Inside The Frame

Conservation with Emily:
A report from our Collection Assistant

In an effort to consolidate and reorganize our Framed Works collection, the Collections Team at the Historical Society has been assessing the condition and suitability of our frames and works within them. The process has been an exciting one. The variety of works and the method in which they were framed gives us a view into Northport, and the world around the frame, at the time it was sealed.

Wood plank backing has damaged an Edward Thompson Co. print "The Two Winners"

The Frame Itself

The process of framing art serves many purposes; mounting the work keeps it flat, matting keeps it at a safe distance from the glass, the glass protects it from damaging UV rays and combined with the frame seals out dust, insects, and other damaging agents when done properly. A framing job can also add aesthetic value to a work by accentuating color, line, or form in the image.

The frame can also be thought of as a window into the past; as the work is sealed in like a time capsule, so too are all the materials used. Materials such as mat-board, tape, backing board, nails, glue, cardboard, cardstock, even wood planks were often used to hold it all together in the early years of framing.

What's Found Inside

Many of the works that were removed from their frames were photographs in wooden frames that were loose at the corners, with acidic matting (sometimes without matting at all), and rusty hanging wire. It is often the backing materials and filler that cause the most damage to the works. Photos with mat-burn, or the discoloration that occurs on paper works due to the high concentration of acidic wood-pulp in the mat or backing materials, were removed from the frame and carefully unmatted to conserve the work from further damage.

Many works were in store-bought frames with cardboard filler to keep the pictures from shifting too much. The backing materials for one work turned out to be blanks from the Edward Thompson Company, the law book publishers on Woodbine Avenue.


A Careful Approach

Often when considering the preservation of work, we have to settle for a do-least-harm situation rather than a do-no-harm one. In the case of a few technical drawings which were in their original frames, one of a “Proposed Shed” for the Northport Lumber & Coal Co. from the turn of the century and one of a property owned by Charles T. Sammis in 1909, neither had been matted when they were framed and as a result had adhered slightly to the glass. After gentle coaxing and much patience the drawings came free from the glass without damage.

Another work which needed similar treatment was a large photographic print of a house in 1910 belonging to the Dumonts. Upon opening the backing paper, a handful of tiny dried flower petals fluttered onto the table. After removing the rest of the backing paper, at the top right-hand corner read: “Something from another time”.

The photo of the Dumont house and petals from inside the frame are seen below:

Recycled Surprises

During the process we’ve come to find that Burt Conklin, who loved to write his name largely on the back of the frames, was an avid recycler.

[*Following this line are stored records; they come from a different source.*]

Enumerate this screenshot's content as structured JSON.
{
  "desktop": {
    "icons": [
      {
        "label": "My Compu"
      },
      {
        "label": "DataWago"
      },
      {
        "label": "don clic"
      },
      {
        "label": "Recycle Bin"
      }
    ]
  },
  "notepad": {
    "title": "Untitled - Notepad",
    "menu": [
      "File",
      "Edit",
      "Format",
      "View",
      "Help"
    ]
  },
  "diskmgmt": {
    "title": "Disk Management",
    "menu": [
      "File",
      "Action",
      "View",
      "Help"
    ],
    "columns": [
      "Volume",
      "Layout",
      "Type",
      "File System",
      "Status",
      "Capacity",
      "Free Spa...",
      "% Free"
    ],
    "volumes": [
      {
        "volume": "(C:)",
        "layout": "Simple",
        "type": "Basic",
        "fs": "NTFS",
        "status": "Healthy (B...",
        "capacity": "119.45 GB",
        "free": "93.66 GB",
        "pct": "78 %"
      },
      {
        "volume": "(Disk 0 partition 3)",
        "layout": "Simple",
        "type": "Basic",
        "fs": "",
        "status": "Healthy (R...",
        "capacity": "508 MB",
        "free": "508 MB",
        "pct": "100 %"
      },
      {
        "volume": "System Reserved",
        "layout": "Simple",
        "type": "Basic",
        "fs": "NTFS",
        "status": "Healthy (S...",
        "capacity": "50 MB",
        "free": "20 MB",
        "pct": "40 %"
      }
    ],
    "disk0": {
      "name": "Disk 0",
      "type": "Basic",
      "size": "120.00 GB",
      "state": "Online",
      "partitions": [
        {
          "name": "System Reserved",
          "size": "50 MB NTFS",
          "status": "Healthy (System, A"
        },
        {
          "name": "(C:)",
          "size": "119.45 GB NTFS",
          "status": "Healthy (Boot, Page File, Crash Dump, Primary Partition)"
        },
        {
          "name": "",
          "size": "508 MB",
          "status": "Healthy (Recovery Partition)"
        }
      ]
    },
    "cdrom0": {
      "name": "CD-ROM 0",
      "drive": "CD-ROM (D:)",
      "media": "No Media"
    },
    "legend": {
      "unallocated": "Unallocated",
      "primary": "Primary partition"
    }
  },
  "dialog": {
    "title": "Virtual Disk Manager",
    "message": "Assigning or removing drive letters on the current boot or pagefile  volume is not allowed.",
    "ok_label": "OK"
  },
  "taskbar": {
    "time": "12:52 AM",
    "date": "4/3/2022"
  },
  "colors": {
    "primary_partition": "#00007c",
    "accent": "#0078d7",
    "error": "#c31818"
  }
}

Not only were there signs of the frames being reused; multiple nail holes and layers of backing paper along the edges, but upon opening two of the pieces, we found genuine surprises.

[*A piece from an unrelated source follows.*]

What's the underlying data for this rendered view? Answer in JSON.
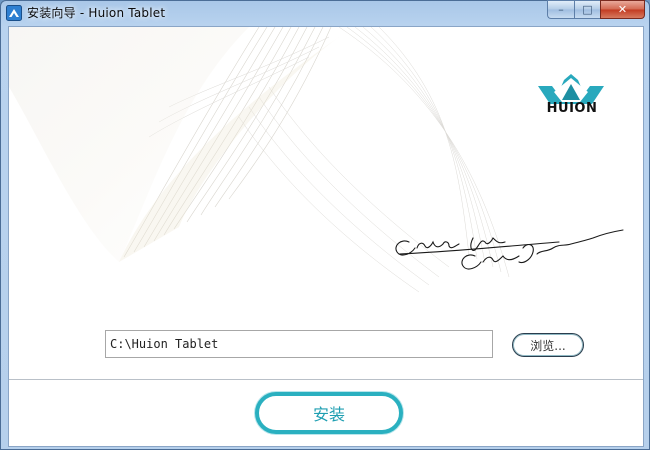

The first work was a view of Northport from behind a propeller plane, but upon opening it we found a matted picture of a salon or parlor room in a beautiful Victorian house. Whether or not this is Burt Conklin’s house, requires more research. The answer may lay in two tiny portraits hanging on the wall in the room, or perhaps in a recognizable piece of furniture.

The second was at first glance, a collage of two oddities; a giant whale washed up on the beach with a crowd and policeman gathered around along with a laminated picture of Northport’s Main Street after the historic 1934 snow storm. Both pictures were placed over the mat, rather than framed by the mat.

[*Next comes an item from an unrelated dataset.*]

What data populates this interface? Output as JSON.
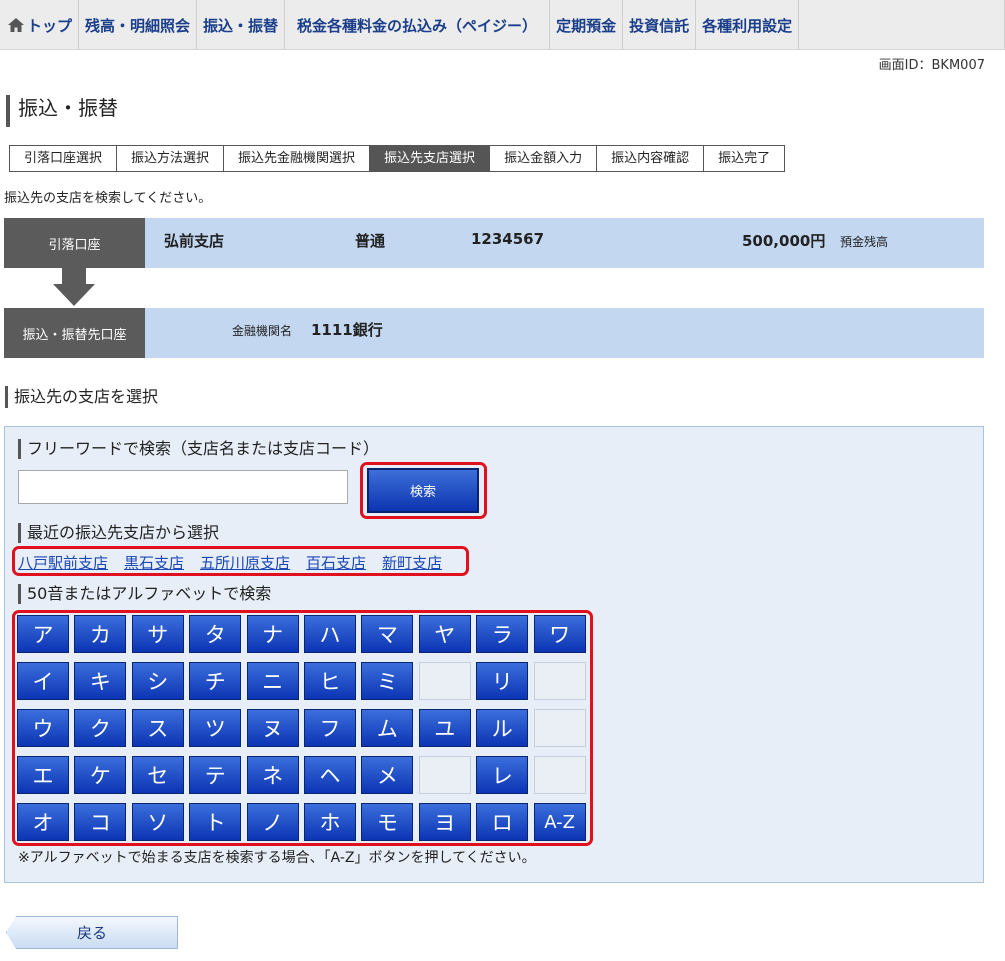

Once the frame was opened another snow storm photograph fell easily from the matting to reveal that the matting was serving its function for a much older picture. Further research has to be done to determine where in Northport or the surrounding area the snowy forest scene could have once been.

Our Work Continues

Taking a peek into the past by opening the back of the frame of so many works has been an adventure of discovery. In all there were around 200 framed works at the start. We have about another 50 to assess and process. There may be a few more surprises hiding in the frames of “another time.”